The team now has 41 members, according to the president’s website. The women are mostly government officials and members of parliament.
The She Changes Climate campaign group this week slammed the country’s failure to appoint women as “regressive.” The organization demanded equal representation in COP29 governance, saying “climate change affects the whole world, not half of it.”
Azerbaijan’s stewardship of this year’s United Nations summit has already sparked controversy as the Caspian Sea nation is heavily dependent on fossil fuels. It’s the third oil and gas exporter in a row to host the talks — after the United Arab Emirates and Egypt — and has little experience in climate diplomacy.
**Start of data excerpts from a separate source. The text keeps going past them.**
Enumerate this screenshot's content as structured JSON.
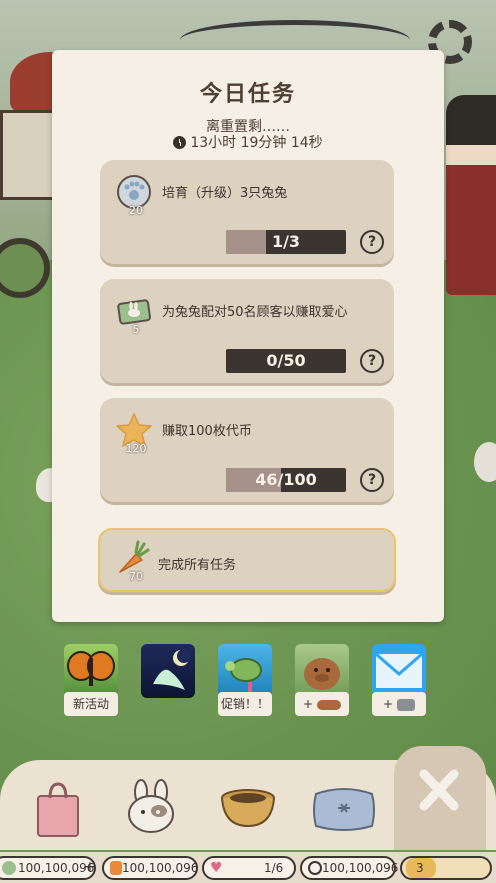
{
  "panel": {
    "title": "今日任务",
    "subtitle": "离重置剩……",
    "timer": "13小时 19分钟 14秒"
  },
  "tasks": [
    {
      "label": "培育（升级）3只兔兔",
      "reward": "20",
      "icon": "paw-coin-icon",
      "progress_text": "1/3",
      "progress": 0.333
    },
    {
      "label": "为兔兔配对50名顾客以赚取爱心",
      "reward": "5",
      "icon": "rabbit-ticket-icon",
      "progress_text": "0/50",
      "progress": 0.0
    },
    {
      "label": "赚取100枚代币",
      "reward": "120",
      "icon": "star-icon",
      "progress_text": "46/100",
      "progress": 0.46
    }
  ],
  "complete_all": {
    "label": "完成所有任务",
    "reward": "70",
    "icon": "carrot-icon"
  },
  "events": [
    {
      "name": "butterfly",
      "caption": "新活动"
    },
    {
      "name": "luna-moth",
      "caption": ""
    },
    {
      "name": "sea-turtle",
      "caption": "促销！！"
    },
    {
      "name": "capybara",
      "caption": "+"
    },
    {
      "name": "mail",
      "caption": "+"
    }
  ],
  "currency": {
    "coins": "100,100,096",
    "carrots": "100,100,096",
    "hearts": "1/6",
    "tokens": "100,100,096",
    "level": "3"
  },
  "colors": {
    "panel_bg": "#f5efe6",
    "card_bg": "#ddd1c0",
    "progress_bg": "#3b3430",
    "progress_fill": "#a6918b",
    "complete_border": "#e8c46a"
  }
}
In an effort to improve the country’s climate credentials, executives from state energy company Socar met with US Deputy Special Envoy for Climate Rick Duke at the World Economic Forum earlier this week. They also sat down with Boston Consulting Group — which worked with COP28’s leadership — to discuss “advancement of the green economy.”
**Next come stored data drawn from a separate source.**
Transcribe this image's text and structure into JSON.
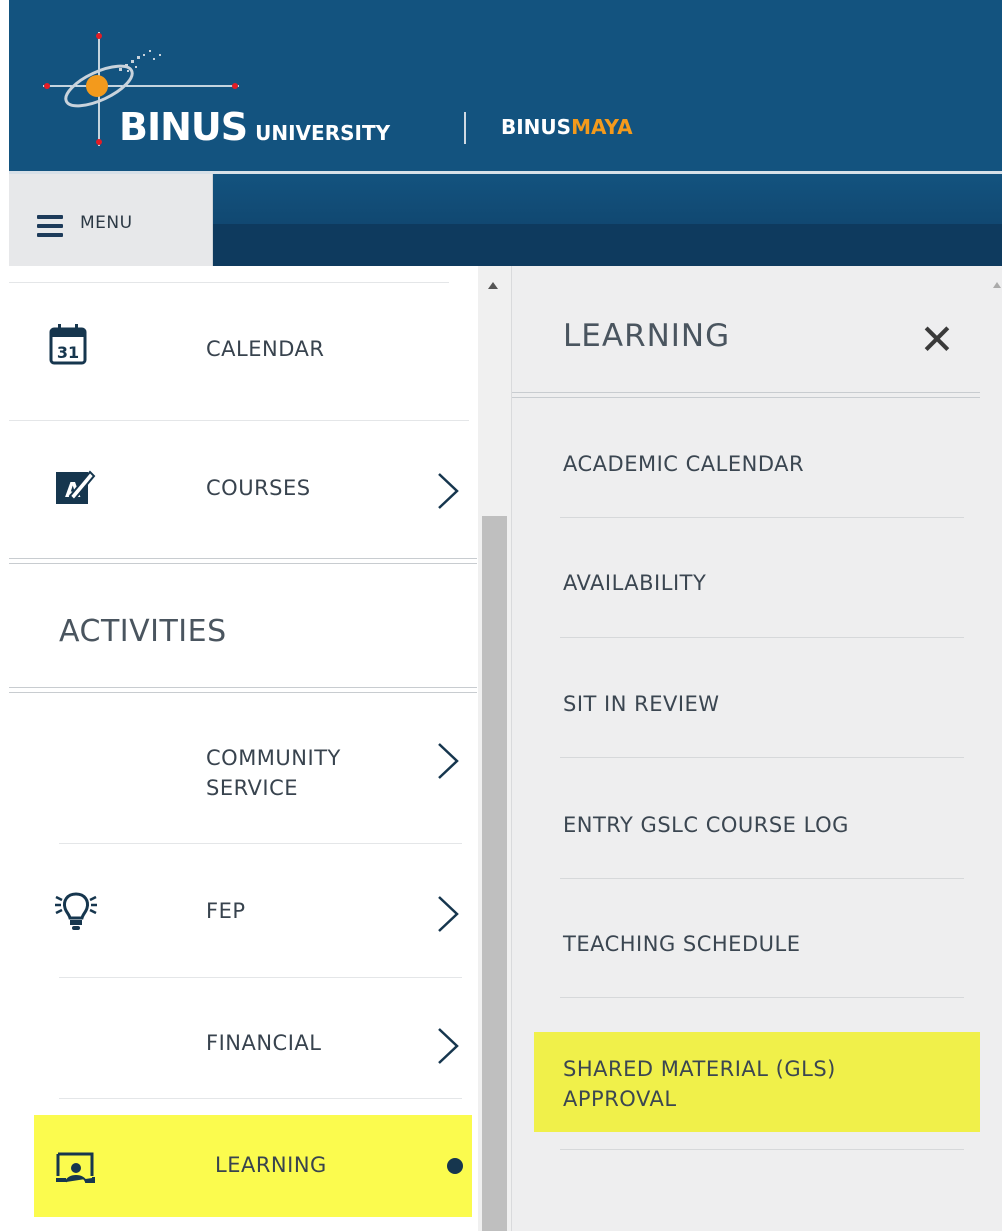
{
  "header": {
    "brand_main": "BINUS",
    "brand_university": "UNIVERSITY",
    "brand_maya_a": "BINUS",
    "brand_maya_b": "MAYA"
  },
  "menu": {
    "label": "MENU"
  },
  "left_panel": {
    "items_top": [
      {
        "label": "CALENDAR",
        "icon": "calendar-icon",
        "icon_text": "31"
      },
      {
        "label": "COURSES",
        "icon": "courses-icon"
      }
    ],
    "section_title": "ACTIVITIES",
    "items_activities": [
      {
        "label": "COMMUNITY\nSERVICE"
      },
      {
        "label": "FEP",
        "icon": "lightbulb-icon"
      },
      {
        "label": "FINANCIAL"
      },
      {
        "label": "LEARNING",
        "icon": "presentation-icon"
      }
    ]
  },
  "right_panel": {
    "title": "LEARNING",
    "close_symbol": "✕",
    "items": [
      {
        "label": "ACADEMIC CALENDAR"
      },
      {
        "label": "AVAILABILITY"
      },
      {
        "label": "SIT IN REVIEW"
      },
      {
        "label": "ENTRY GSLC COURSE LOG"
      },
      {
        "label": "TEACHING SCHEDULE"
      },
      {
        "label": "SHARED MATERIAL (GLS)\nAPPROVAL"
      }
    ]
  },
  "colors": {
    "header_bg": "#13537f",
    "highlight": "#fbfb4e",
    "accent_orange": "#f39a1c"
  }
}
In discussions with Rich Lesser, Global Chair of @bcg, we delved into collaborative projects in climate change mitigation and emissions assessment, focusing on advancement of the green economy through digital and innovative technologies. Additionally, we explored potential… pic.twitter.com/J7bIPYJVPO
— Rovshan Najaf (@RovshanNajaf) January 17, 2024
Speaking to local media on Jan. 10, Aliyev defended the role of oil and gas-exporting countries in hosting climate talks, saying they’re also seeking to develop clean-energy sources.
Azerbaijan is the largest oil producer in the former Soviet Union after Russia and Kazakhstan, and has emerged as a gas exporter to Europe since 2020. The country shipped almost 12 billion cubic meters of gas to the region last year and plans to increase that to 20 billion cubic meters by 2027.